Setting the amount

Determining the amount

Following the decision in Cavendish Square Holding BV v Talal El Makdessi and ParkingEye Limited v Beavis [2015] UKSC 67, the amount set for liquidated damages should equate to the legitimate interest of the innocent party in having the contract performed according to its terms.

In most cases this interest will be satisfied by the innocent party receiving compensation for the breach, on the normal basis that this should return the party to the position it would have been in had the breach not occurred.  The amount of liquidated damages should therefore be a reasonable estimate of the potential loss that would be suffered by the innocent party in the event of a breach. 

In practice, this means that the principle that liquidated damages should be a 'genuine pre-estimate' of the damage that would be suffered by the innocent party in the event of a breach remains in force: a liquidated damages provision which was valid under Dunlop Pneumatic Tyre Co Ltd v New Garage Motor Co Ltd [1915] AC 79 will be valid under the new tests.

However, the Supreme Court has gone further and has expanded the category of valid liquidated damages clauses. The court accepted that 'there may be interests beyond the compensatory which justify the imposition on a party of an additional financial burden'. The example was given of the maintenance of a system of trade, which will only continue to function if all parties involved subscribe to it. Each case will depend on its particular facts, but it will always be necessary to consider whether there is a legitimate business interest to be protected and, if so, the 'additional financial burden' that may be imposed on the contract breaker, beyond the right to be compensated, must not be 'extravagant, exorbitant or unconscionable'.

In this case, the Supreme Court found that excess parking charge of £85, which applied once a period of free parking was exceeded, did protect a legitimate commercial interest, and was not 'extravagant, exorbitant or unconscionable'. The car park owner, operator and users all had a legitimate interest in maintaining a system which allowed for several hours of free parking, with an excess parking charge if the time limit was exceeded.  The Supreme Court was heavily influenced by the fact that this charge was similar in level to that applied by a number of local authorities and car park operators: it was not 'exorbitant' by reference to the commercial norm of general industry practice.

Estimating the damage that would be caused by a breach of contract - let alone the 'additional financial burden' that may be applied in respect of the further legitimate business interest to be protected - can be a complex exercise and many employers will look for assistance from their professional advisers.

If the amount of liquidated damages is an arbitrary or inflated figure, which does not satisfy the tests set out in the Supreme Court's judgment, it is likely that the contractor will be able to successfully challenge the liquidated damages clause on the basis that it is a penalty. In short, if the liquidated damages rate is not reasonable, there is a risk that the court will not enforce it.

Although the liquidated damages rate must not be a penalty and the compensatory element must be assessed as accurately as possible, the court will not find that the amount of liquidated damages is a penalty simply because it exceeds the actual loss incurred.

In Alfred McAlpine Capital Projects Ltd v Tilebox Ltd [2005] BLR 271 (TCC), it was held that there must be a 'substantial discrepancy' between the level of liquidated damages in the contract and the level of damages which is likely to be suffered before the agreed pre-estimate is treated as a penalty.

This approach was confirmed in Cavendish Square Holding BV v Talal El Makdessi and ParkingEye Limited v Beavis [2015] UKSC 67: to be treated as a penalty, the level of liquidated damages must be "exorbitant" in comparison to the actual damages.

It is also clear that the courts will be reluctant to interfere with a rate of liquidated damages that has been negotiated between properly advised parties of equal bargaining power.
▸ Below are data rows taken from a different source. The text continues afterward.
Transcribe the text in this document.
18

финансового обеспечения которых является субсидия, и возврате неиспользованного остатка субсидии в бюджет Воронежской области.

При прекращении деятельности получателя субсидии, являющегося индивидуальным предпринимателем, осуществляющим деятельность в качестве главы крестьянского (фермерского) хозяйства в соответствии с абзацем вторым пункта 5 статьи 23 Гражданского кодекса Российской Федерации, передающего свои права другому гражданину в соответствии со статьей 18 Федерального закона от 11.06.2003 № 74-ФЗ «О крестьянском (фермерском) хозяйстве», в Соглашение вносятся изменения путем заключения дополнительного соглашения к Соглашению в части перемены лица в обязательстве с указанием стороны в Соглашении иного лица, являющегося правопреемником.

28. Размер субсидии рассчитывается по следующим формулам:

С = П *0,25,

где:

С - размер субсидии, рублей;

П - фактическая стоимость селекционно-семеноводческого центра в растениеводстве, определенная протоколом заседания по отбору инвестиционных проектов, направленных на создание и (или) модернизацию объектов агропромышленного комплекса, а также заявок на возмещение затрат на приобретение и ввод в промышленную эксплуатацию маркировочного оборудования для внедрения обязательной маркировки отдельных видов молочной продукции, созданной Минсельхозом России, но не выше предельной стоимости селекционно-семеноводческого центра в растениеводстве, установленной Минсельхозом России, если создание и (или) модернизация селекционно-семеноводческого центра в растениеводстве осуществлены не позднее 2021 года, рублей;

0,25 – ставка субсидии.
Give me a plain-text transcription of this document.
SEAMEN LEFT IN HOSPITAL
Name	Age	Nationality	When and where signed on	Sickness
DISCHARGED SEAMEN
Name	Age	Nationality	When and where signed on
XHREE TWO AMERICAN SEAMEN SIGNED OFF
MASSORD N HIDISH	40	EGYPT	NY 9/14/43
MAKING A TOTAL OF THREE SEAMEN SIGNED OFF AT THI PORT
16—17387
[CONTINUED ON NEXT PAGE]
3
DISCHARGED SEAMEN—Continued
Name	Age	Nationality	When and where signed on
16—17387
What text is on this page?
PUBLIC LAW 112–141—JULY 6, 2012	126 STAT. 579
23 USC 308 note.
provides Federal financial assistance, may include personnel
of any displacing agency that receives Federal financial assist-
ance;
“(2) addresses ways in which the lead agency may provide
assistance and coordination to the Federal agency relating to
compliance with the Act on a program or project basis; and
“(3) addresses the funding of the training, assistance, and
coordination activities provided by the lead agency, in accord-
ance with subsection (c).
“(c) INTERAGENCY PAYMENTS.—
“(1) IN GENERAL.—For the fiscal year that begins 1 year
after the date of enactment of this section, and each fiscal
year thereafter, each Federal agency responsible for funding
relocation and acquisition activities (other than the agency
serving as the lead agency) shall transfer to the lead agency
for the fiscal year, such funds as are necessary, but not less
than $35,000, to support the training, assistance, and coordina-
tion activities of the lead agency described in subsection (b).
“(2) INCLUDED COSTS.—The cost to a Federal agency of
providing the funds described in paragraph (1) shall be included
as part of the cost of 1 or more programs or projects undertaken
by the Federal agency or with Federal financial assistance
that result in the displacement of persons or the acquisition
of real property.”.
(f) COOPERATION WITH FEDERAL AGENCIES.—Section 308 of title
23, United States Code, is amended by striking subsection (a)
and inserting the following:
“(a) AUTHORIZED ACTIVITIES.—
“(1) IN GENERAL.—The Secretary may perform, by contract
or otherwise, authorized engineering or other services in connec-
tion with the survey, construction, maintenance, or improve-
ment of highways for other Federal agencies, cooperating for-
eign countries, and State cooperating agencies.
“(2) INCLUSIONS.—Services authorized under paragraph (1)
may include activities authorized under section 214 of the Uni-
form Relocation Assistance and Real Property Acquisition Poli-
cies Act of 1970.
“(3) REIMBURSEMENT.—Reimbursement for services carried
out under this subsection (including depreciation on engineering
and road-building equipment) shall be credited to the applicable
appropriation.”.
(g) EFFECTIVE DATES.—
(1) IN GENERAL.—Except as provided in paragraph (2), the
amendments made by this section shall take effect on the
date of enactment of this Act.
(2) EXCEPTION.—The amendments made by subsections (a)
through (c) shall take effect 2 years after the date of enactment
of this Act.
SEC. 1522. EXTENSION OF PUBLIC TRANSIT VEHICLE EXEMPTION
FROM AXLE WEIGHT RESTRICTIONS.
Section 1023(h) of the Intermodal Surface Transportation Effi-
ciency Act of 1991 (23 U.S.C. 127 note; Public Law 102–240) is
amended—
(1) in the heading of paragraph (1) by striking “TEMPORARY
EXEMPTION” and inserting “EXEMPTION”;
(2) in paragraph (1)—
This was re-iterated in the Cavendish Square case.

Once the potential loss that would be caused by a breach and the additional financial burden required to protect any other legitimate business interests has been identified and calculated, the liquidated damages rate can be agreed on. This is frequently the subject of intense negotiation, the contractor may be unwilling or unable to bear the full cost and a reduced figure will be agreed. In this case the rate of liquidated damages will effectively act as a limit on the contractors liability, as the level of liquidated damages will be less than the amount of common law damages.

Once agreed and stated in an executed contract, the liquidated damages figure cannot be changed, even if it emerges that the level of liquidated damages is likely to be significantly different to the actual loss. This may mean that an employer recovers liquidated damages when there is little or no actual loss or, conversely, fails to recover anything close to the actual loss it has incurred.

This risk of unfairness to one of the parties is offset by the benefit of certainty as to the level of the damages that would be charged in the event of breach.